A elaboração do conceito de direitos humanos é decorrente de uma evolução histórica que conta com o esforço de pessoas e grupos específicos em prol do resguardo da dignidade da pessoa humana. Em outras palavras, os ordenamentos que tratam especificamente deste tema constituem, ou talvez aglutinem, o legado deixado por cada momento histórico em que se haja empreendido lutas e resistências a fim de que pessoas fossem tratadas como pessoas. Ridiculamente, não é nada demais reiterar vez e outra o que é e quem é um ser humano. Afinal, a trajetória da raça humana é marcada pela ocorrência da desumanização de indivíduos, etnias ou grupos inteiros sempre que conveniente ou necessário a atender a intensões (espúrias) das mais diversas.

Depois de 67 anos da promulgação do mais importante documento em garantia da dignidade da pessoa humana (a Declaração Universal), faz-se necessário arrazoar acerca da efetividade da linguagem dos direitos humanos. Neste sentido, mostra-se oportuna a reflexão de Boaventura Souza Santos (2013, p. 15):

A maioria da população mundial não é sujeito de direitos humanos.

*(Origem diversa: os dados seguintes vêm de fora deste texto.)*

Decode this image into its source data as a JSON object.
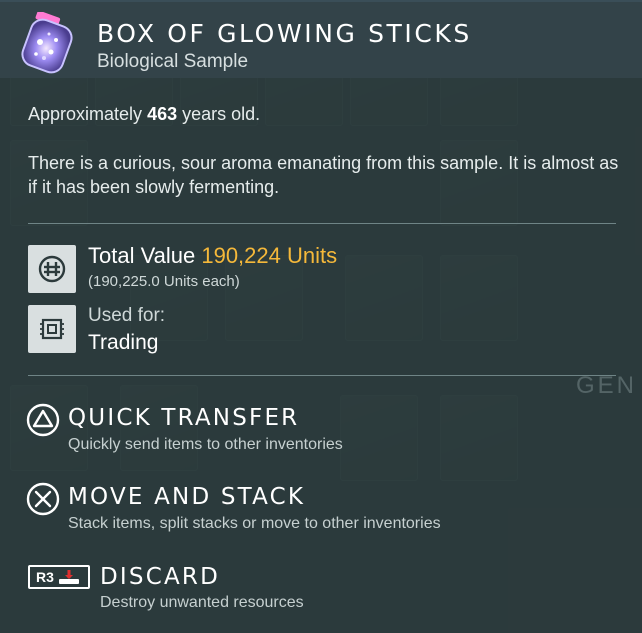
{
  "item": {
    "title": "BOX OF GLOWING STICKS",
    "subtitle": "Biological Sample",
    "icon": "glowing-jar-icon"
  },
  "age": {
    "prefix": "Approximately ",
    "years": "463",
    "suffix": " years old."
  },
  "description": "There is a curious, sour aroma emanating from this sample. It is almost as if it has been slowly fermenting.",
  "value": {
    "label": "Total Value ",
    "units": "190,224 Units",
    "each": "(190,225.0 Units each)",
    "icon": "units-currency-icon"
  },
  "used_for": {
    "label": "Used for:",
    "value": "Trading",
    "icon": "trade-chip-icon"
  },
  "actions": [
    {
      "title": "QUICK TRANSFER",
      "description": "Quickly send items to other inventories",
      "button": "triangle-button-icon"
    },
    {
      "title": "MOVE AND STACK",
      "description": "Stack items, split stacks or move to other inventories",
      "button": "cross-button-icon"
    },
    {
      "title": "DISCARD",
      "description": "Destroy unwanted resources",
      "button": "r3-button-icon",
      "button_label": "R3"
    }
  ],
  "colors": {
    "accent": "#f5b83a",
    "panel": "#2c3a3c",
    "header": "#34444a"
  }
}
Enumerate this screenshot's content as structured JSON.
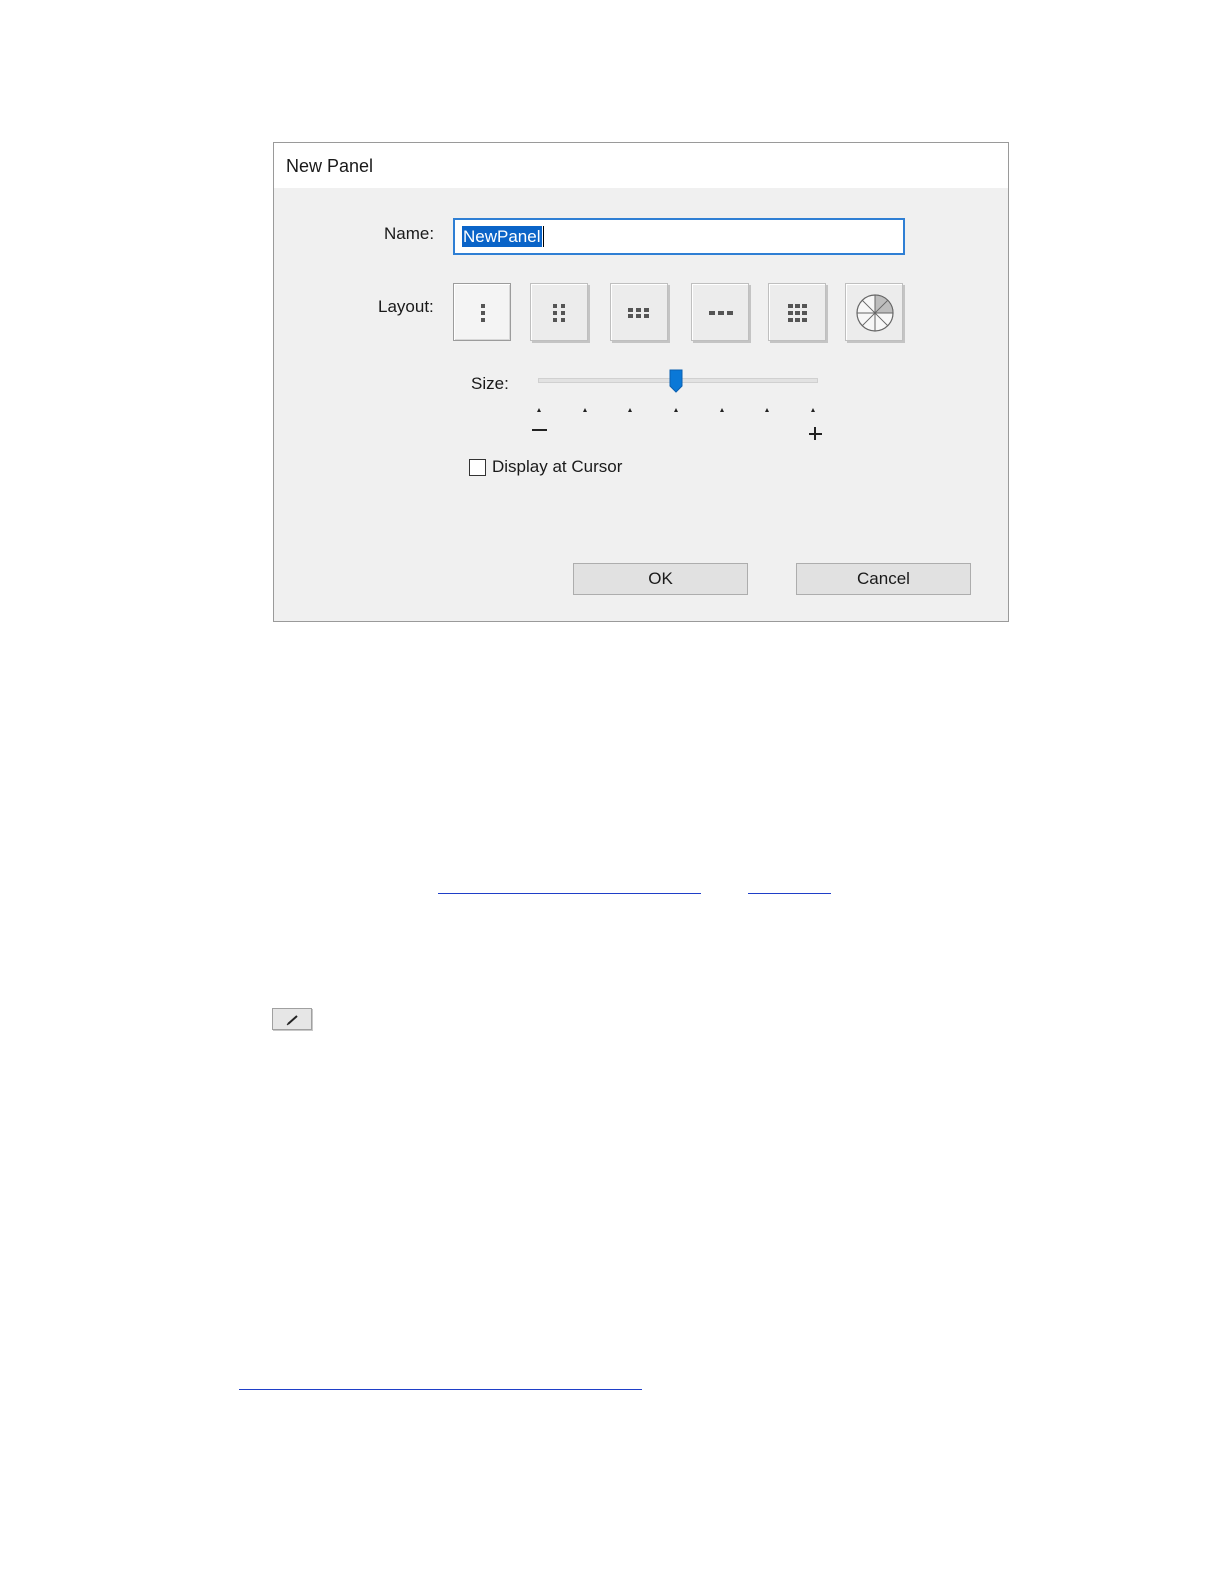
{
  "dialog": {
    "title": "New Panel",
    "name_label": "Name:",
    "name_value": "NewPanel",
    "layout_label": "Layout:",
    "layout_options": [
      {
        "name": "single-column",
        "icon": "single-column-icon",
        "selected": true
      },
      {
        "name": "two-column",
        "icon": "two-column-grid-icon",
        "selected": false
      },
      {
        "name": "three-column",
        "icon": "three-column-grid-icon",
        "selected": false
      },
      {
        "name": "single-row",
        "icon": "single-row-icon",
        "selected": false
      },
      {
        "name": "grid",
        "icon": "grid-icon",
        "selected": false
      },
      {
        "name": "radial",
        "icon": "radial-pie-icon",
        "selected": false
      }
    ],
    "size_label": "Size:",
    "size_slider": {
      "steps": 7,
      "current_step": 4
    },
    "display_at_cursor_label": "Display at Cursor",
    "display_at_cursor_checked": false,
    "ok_label": "OK",
    "cancel_label": "Cancel"
  },
  "below": {
    "hyperlinks": 3,
    "edit_button_icon": "pencil-icon"
  }
}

É objeto de discursos de direitos humanos. Deve, pois, começar por perguntar-se se os direitos humanos servem eficazmente à luta dos excluídos, dos explorados e dos discriminados ou se, pelo contrário, a torna mais difícil.

Segundo o sociólogo português, direitos humanos constituem hoje uma linguagem hegemônica incontestável. Não obstante, seu discurso adequado (compatível) à realidade das democracias liberais do mundo ocidental possui limites muito claros. A gramática dos direitos humanos acabou por ocupar o lugar das grandes utopias, uma vez desacreditadas (?). De tal forma, consolidou-se, como se pode inferir, sem uma forte contestação às forças hegemônicas. Nesse sentido, talvez possa-se questionar se o discurso dos direitos humanos per si não terminam por enfraquecer as críticas mais ácidas às estruturas que resultam em sua própria violação.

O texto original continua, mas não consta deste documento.